In some instances, the translations are accompanied by cross-cultural explanations: When “The Awful Grandmother” calls the Reyes kids “a bunch of malcriadas,” Lala the narrator explains that “She means ‘badly raised’” (Cisneros, Caramelo 70). After the grandmother has a stroke, Zoila (the mother, who has never gotten along with the grandmother, her mother-in-law) “finally dares to address her the way she feels fit. She calls her “tú,” the familiar “you, “ not “usted,” which is “like bowing” (342). In this way, the reader is provided not only a translation, but also an explanation and context for understanding the nature of authority and power relations as expressed through language within this Spanish-speaking family.

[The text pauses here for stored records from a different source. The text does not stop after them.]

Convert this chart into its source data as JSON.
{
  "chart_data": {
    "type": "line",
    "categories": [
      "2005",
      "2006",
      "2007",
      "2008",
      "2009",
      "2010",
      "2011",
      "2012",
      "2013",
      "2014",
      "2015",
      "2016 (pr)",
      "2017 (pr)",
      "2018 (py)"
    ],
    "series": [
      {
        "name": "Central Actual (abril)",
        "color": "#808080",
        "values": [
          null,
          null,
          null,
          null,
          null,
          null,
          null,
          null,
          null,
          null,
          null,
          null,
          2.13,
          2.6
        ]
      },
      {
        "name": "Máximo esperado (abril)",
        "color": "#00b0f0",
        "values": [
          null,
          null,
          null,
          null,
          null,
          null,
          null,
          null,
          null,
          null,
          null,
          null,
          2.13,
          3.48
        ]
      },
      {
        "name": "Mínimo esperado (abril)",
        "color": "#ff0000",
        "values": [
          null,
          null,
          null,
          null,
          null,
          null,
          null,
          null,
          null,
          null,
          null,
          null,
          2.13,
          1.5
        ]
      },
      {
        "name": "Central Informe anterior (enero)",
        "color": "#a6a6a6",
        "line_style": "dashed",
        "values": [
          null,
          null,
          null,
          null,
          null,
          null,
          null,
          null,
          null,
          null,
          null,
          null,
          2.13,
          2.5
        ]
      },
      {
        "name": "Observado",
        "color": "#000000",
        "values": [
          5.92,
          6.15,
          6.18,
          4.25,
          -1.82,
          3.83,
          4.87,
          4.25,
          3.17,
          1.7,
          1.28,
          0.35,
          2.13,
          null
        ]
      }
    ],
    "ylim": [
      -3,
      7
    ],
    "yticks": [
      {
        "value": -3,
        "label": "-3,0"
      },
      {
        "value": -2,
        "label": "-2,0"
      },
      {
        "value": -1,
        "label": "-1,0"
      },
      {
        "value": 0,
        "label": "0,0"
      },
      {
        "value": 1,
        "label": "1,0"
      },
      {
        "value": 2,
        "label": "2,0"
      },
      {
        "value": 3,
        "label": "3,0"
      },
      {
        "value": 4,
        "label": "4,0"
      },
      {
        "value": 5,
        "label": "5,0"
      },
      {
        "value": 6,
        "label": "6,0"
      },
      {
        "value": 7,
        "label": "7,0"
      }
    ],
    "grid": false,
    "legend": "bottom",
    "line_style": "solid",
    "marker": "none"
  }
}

These intratextual translations make the text accessible to a monolingual English-speaking readership, while also allowing a bilingual readership to experience the layered nuances on a different level. Through these linguistic experimentations, as well as through the representations of the complex dynamics of culture and gender, Caramelo weaves a densely constructed narrative that makes a significant contribution to the body of southwestern Chicana/o literature.